Vivienne Kennedy enjoys Sally Cookson’s take on the Oscar-winning Fellini film La Strada, playing at Bristol Old Vic until Saturday 22 April
We often think we’ve got it bad these days, but can you begin to imagine a time and place when austerity cut so deep that a mother could contemplate selling one child in order to keep the rest of her brood alive? I give you post-war Italy, the setting for Sally Cookson’s latest show, which is based on the classic Fellini film La Strada.
It’s a lively and atmospheric tale of love and loss, the story of Gelsomina, sold to strongman Zampano for 10,000 lira, and her life with him on the road, travelling through rural Italy by motorbike until they stumble upon a circus where she meets a dare-devil tightrope walker and finds herself not knowing which way to turn.

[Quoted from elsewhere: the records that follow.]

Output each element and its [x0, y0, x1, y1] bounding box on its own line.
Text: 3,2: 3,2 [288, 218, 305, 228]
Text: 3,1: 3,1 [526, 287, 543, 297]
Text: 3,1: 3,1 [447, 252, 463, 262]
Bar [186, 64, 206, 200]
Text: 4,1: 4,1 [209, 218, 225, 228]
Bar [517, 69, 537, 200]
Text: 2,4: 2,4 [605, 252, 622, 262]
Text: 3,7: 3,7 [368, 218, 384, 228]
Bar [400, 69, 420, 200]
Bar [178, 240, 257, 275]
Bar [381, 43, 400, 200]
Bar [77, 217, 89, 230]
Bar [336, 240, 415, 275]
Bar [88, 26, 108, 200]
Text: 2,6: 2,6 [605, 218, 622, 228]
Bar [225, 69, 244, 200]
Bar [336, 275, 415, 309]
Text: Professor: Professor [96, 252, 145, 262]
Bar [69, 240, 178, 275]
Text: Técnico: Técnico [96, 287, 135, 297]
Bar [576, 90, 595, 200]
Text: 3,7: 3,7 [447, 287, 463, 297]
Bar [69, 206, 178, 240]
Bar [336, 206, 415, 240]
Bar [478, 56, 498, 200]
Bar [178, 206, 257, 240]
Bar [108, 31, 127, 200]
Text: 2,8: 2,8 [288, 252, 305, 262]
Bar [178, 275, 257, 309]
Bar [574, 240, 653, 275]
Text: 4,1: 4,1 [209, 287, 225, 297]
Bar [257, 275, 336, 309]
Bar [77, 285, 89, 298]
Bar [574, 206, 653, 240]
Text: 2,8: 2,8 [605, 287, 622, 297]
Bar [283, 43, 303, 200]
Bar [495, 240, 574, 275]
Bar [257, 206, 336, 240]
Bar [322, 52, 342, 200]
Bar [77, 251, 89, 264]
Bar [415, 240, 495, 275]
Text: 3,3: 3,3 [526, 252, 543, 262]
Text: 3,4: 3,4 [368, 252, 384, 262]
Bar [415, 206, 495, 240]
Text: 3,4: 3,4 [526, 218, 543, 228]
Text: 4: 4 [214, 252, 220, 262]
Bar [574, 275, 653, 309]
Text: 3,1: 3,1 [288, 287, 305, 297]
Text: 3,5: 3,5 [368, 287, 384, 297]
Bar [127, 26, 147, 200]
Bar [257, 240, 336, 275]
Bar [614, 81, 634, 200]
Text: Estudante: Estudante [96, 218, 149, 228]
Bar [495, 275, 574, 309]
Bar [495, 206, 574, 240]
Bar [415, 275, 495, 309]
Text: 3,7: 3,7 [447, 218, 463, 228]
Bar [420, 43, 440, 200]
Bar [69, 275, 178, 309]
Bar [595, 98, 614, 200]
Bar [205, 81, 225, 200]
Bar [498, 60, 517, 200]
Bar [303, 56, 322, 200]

La Strada has been devised by the company with director Cookson’s long-time collaborators Benji Bower and Katie Sykes concentrating on music and design respectively and “writer in the room” Mike Akers in charge of turning thoughts and ideas into a workable script. Describing the process, Cookson says: “We set out on the journey knowing where we are coming from and where we want to get to, but without knowing the route”.
It’s a system that works well, as anyone who’s seen previous Cookson shows such as Jane Eyre, Sleeping Beauty and Treasure Island at Bristol Old Vic and Cinderella: a Fairytale and One Hundred and One Dalmatians at Tobacco Factory Theatres will know.
The story is kept simple, with elements of humour, a fair amount of pathos, a beautiful original score (played on stage by a very talented ensemble), and a smattering of circus skills (there’s a fantastic unicycle routine in Act Two). And it’s perfectly cast, with Audrey Brisson (who was also fabulous in The Flying Lovers of Vitebsk and The Grinning Man last year) as Gelsomina; Stuart Godwin as Zampano; and Bart Soroczynski as Il Matto (the fool).
Zampano does not treat Gelsomina well, he’s bad-tempered and abusive, beating her regularly and often abandoning her in less than salubrious places while he spends the night in the company of less than salubrious women. He breaks her spirit. And yet, I can’t completely dislike him, there’s something about Godwin’s portrayal of the character that reveals a vulnerability and you realise that he needs her, undoubtedly more than she needs him.
It’s a relatively short show, around two hours including an interval, and an easy watch although there is plenty to provoke thoughts should you be in a more reflective mood. It’s good, really good... Sally Cookson’s shows always are.